Yang Penglu, Yang Bin
The First Clinical School & Union Hospital, Tongji Medical College, Huazhong University of Science and Technology, Wuhan, Hubei, China.
Health Management Center, Union Hospital, Tongji Medical College, Huazhong University of Science and Technology, Wuhan, Hubei, China.
PLoS One. 2025 Feb 24;20(2):e0318226. doi: 10.1371/journal.pone.0318226. eCollection 2025.
This study aimed to develop and compare machine learning models for predicting diabetic retinopathy (DR) using clinical and biochemical data, specifically logistic regression, random forest, XGBoost, and neural networks.

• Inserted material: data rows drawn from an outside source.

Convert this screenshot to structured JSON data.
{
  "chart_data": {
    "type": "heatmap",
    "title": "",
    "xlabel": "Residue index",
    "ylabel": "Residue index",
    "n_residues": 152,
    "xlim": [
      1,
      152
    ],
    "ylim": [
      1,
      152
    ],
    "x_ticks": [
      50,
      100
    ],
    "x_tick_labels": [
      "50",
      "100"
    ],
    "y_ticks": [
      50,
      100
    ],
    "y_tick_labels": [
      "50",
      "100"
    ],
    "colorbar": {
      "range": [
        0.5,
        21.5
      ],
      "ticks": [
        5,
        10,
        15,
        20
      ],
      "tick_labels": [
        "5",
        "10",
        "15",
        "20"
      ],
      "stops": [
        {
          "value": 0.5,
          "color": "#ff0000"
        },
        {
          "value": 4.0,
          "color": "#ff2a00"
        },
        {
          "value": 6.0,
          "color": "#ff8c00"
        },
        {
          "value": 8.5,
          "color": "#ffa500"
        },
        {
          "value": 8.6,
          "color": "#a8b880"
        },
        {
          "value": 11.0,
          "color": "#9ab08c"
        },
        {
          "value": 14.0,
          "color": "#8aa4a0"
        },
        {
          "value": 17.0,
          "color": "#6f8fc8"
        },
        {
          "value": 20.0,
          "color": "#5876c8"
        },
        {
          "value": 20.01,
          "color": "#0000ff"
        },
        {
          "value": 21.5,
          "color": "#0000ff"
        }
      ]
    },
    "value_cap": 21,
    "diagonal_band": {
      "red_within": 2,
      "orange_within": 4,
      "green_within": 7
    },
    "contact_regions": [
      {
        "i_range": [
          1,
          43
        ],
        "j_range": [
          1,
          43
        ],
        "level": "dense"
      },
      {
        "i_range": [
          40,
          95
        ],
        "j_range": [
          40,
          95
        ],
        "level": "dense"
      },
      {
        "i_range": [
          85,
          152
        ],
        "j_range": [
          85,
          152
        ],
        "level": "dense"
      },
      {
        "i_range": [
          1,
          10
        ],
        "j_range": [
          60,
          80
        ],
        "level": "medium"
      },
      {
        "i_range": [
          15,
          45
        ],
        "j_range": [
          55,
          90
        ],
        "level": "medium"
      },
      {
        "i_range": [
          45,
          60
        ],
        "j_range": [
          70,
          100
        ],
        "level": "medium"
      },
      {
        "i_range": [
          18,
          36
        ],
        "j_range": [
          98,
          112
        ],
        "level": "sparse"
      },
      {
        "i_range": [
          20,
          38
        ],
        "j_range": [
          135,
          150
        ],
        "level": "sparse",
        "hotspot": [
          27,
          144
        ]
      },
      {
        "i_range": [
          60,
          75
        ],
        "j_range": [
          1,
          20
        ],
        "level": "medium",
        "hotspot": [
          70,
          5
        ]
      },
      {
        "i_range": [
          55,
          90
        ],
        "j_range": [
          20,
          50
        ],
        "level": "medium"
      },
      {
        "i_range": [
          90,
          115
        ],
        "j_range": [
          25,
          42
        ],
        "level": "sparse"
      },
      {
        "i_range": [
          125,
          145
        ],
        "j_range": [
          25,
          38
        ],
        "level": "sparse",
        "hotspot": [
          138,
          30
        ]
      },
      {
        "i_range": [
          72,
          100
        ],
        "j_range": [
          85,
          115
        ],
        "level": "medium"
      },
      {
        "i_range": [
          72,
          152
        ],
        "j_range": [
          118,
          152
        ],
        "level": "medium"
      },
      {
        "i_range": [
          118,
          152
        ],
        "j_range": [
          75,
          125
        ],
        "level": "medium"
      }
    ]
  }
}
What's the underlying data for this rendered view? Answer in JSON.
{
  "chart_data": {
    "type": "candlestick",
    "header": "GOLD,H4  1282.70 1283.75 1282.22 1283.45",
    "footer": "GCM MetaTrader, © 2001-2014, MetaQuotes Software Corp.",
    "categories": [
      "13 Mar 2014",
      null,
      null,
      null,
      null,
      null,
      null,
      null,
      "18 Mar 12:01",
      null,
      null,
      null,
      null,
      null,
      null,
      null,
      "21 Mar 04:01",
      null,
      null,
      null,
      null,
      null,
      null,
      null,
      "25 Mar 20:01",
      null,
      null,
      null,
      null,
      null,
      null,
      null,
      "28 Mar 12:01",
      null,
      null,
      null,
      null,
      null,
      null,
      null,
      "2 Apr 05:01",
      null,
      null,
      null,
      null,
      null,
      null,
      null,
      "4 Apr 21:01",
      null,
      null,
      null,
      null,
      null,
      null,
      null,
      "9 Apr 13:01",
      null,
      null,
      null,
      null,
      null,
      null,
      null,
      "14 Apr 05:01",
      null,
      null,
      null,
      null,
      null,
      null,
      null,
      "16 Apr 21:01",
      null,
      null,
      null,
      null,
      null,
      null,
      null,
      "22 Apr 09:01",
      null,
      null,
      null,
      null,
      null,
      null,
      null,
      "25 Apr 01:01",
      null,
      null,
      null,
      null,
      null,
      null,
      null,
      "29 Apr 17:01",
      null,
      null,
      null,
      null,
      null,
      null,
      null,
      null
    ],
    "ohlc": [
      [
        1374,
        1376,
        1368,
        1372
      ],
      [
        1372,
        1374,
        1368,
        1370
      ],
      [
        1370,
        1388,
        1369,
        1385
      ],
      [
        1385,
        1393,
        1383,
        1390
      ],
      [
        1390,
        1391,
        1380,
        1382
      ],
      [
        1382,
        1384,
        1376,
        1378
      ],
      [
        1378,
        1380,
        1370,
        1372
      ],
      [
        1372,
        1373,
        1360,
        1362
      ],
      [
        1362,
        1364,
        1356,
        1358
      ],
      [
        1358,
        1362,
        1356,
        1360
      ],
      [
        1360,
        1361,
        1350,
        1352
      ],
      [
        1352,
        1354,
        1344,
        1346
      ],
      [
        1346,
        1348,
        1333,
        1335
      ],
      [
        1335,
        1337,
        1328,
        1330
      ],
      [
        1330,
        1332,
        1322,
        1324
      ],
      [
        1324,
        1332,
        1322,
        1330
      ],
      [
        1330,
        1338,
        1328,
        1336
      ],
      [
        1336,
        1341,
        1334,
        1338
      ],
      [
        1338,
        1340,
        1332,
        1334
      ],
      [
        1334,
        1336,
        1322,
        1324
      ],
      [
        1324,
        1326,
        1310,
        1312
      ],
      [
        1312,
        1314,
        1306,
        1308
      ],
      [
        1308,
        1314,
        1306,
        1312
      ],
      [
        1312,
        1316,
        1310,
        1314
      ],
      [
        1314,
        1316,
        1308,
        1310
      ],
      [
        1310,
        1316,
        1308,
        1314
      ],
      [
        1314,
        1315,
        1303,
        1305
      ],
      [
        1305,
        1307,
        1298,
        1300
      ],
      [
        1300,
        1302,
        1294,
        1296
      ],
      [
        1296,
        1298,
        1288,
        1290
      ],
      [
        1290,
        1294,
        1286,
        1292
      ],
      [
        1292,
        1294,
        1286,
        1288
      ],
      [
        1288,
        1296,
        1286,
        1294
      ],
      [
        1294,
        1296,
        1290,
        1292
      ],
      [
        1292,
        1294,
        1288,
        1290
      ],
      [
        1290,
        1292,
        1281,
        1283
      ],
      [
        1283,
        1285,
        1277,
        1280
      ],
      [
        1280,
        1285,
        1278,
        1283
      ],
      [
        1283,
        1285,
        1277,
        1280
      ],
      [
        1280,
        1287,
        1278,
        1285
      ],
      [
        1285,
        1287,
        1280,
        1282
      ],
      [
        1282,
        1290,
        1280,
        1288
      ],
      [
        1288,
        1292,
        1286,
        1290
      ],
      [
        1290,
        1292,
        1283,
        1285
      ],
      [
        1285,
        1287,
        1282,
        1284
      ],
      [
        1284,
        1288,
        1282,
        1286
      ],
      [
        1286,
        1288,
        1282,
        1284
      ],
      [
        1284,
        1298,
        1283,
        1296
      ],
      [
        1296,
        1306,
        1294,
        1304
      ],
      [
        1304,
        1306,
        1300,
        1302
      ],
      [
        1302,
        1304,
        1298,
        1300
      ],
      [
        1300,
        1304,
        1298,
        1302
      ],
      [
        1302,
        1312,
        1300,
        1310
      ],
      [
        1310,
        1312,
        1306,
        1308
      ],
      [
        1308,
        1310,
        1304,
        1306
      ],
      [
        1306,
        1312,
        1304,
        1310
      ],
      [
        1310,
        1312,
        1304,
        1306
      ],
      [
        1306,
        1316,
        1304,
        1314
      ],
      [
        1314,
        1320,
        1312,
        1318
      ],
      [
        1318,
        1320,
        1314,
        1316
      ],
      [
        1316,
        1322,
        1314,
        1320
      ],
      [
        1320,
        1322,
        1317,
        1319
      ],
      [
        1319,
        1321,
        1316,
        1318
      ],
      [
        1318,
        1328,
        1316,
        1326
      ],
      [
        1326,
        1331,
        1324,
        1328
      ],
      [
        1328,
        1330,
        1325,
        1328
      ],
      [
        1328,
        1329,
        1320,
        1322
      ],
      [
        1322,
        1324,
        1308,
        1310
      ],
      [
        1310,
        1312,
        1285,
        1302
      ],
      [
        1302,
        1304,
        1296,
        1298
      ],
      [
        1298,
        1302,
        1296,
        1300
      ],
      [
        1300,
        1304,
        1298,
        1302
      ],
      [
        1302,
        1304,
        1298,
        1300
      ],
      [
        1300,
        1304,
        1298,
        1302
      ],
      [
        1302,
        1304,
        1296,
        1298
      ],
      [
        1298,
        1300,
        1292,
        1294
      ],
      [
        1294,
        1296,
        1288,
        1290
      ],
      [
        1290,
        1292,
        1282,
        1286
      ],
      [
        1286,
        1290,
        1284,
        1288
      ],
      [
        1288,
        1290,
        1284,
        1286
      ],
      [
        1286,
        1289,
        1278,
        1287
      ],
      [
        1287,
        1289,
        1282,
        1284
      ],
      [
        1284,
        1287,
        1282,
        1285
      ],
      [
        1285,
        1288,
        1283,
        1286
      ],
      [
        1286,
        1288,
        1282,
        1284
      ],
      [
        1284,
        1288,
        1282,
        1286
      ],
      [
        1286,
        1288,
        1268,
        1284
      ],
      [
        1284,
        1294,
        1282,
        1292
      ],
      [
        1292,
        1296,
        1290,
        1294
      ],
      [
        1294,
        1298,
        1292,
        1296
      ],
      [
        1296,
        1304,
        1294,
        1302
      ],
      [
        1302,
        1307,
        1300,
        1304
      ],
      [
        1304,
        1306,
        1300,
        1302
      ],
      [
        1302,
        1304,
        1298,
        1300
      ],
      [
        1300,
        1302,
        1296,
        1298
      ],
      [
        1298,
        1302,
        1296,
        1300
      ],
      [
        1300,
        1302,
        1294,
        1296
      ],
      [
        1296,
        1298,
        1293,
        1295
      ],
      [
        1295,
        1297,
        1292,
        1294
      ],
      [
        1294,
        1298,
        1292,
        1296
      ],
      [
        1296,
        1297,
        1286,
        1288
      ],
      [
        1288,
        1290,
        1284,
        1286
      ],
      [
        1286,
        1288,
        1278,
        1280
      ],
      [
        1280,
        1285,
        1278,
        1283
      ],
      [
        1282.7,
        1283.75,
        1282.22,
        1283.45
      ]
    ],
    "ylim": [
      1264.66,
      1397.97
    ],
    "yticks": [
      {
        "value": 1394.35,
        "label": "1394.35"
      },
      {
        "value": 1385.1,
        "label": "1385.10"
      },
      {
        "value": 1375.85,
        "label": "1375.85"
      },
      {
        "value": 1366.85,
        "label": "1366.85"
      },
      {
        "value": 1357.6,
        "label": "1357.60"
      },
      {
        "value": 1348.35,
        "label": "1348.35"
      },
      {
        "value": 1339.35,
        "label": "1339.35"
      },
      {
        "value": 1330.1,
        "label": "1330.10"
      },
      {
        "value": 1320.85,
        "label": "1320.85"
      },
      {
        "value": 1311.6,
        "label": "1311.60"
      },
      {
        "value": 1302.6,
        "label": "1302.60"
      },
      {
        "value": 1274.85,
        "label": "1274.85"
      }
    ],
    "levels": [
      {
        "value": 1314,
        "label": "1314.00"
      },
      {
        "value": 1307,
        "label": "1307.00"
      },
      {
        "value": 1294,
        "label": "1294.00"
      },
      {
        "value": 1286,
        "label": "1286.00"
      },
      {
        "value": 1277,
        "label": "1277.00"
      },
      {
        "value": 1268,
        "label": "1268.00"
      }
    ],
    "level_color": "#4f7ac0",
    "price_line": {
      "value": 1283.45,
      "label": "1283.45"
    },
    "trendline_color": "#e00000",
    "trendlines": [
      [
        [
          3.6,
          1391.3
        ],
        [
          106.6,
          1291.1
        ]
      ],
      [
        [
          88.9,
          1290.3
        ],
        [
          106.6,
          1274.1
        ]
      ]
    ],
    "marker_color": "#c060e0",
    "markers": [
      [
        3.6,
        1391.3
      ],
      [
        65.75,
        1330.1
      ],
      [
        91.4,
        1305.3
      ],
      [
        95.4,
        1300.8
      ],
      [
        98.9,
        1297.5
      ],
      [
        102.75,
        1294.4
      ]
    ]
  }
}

A dataset of 3,000 diabetic patients, including 1,500 with DR, was obtained from the National Population Health Science Data Center. Significant predictors were identified, and four predictive models were developed. Model performance was assessed using accuracy, precision, recall, F1-score, and area under the curve (AUC).
Random forest and XGBoost demonstrated superior performance, achieving accuracies of 95.67% and 94.67%, respectively, with AUC values of 0.991 and 0.989. Logistic regression yielded an accuracy of 76.50% (AUC: 0.828), while neural networks achieved 82.67% accuracy (AUC: 0.927). Key predictors included 24-hour urinary microalbumin, HbA1c, and serum creatinine.
The study highlights random forest and XGBoost as effective tools for early DR detection, emphasizing the importance of renal and glycemic markers in risk assessment. These findings support the integration of machine learning models into clinical decision-making for improved patient outcomes in diabetes management.
本研究旨在利用临床和生化数据开发并比较用于预测糖尿病视网膜病变(DR)的机器学习模型,具体包括逻辑回归、随机森林、XGBoost和神经网络。
从国家人口健康科学数据中心获得了一个包含3000名糖尿病患者的数据集,其中1500名患有DR。确定了显著预测因子,并开发了四种预测模型。使用准确率、精确率、召回率、F1分数和曲线下面积(AUC)评估模型性能。
随机森林和XGBoost表现出卓越的性能,准确率分别达到95.67%和94.67%,AUC值分别为0.991和0.989。逻辑回归的准确率为76.50%(AUC:0.828),而神经网络的准确率为82.67%(AUC:0.927)。关键预测因子包括24小时尿微量白蛋白、糖化血红蛋白(HbA1c)和血清肌酐。
该研究强调随机森林和XGBoost是早期DR检测的有效工具,强调了肾脏和血糖标志物在风险评估中的重要性。这些发现支持将机器学习模型整合到临床决策中,以改善糖尿病管理中的患者预后。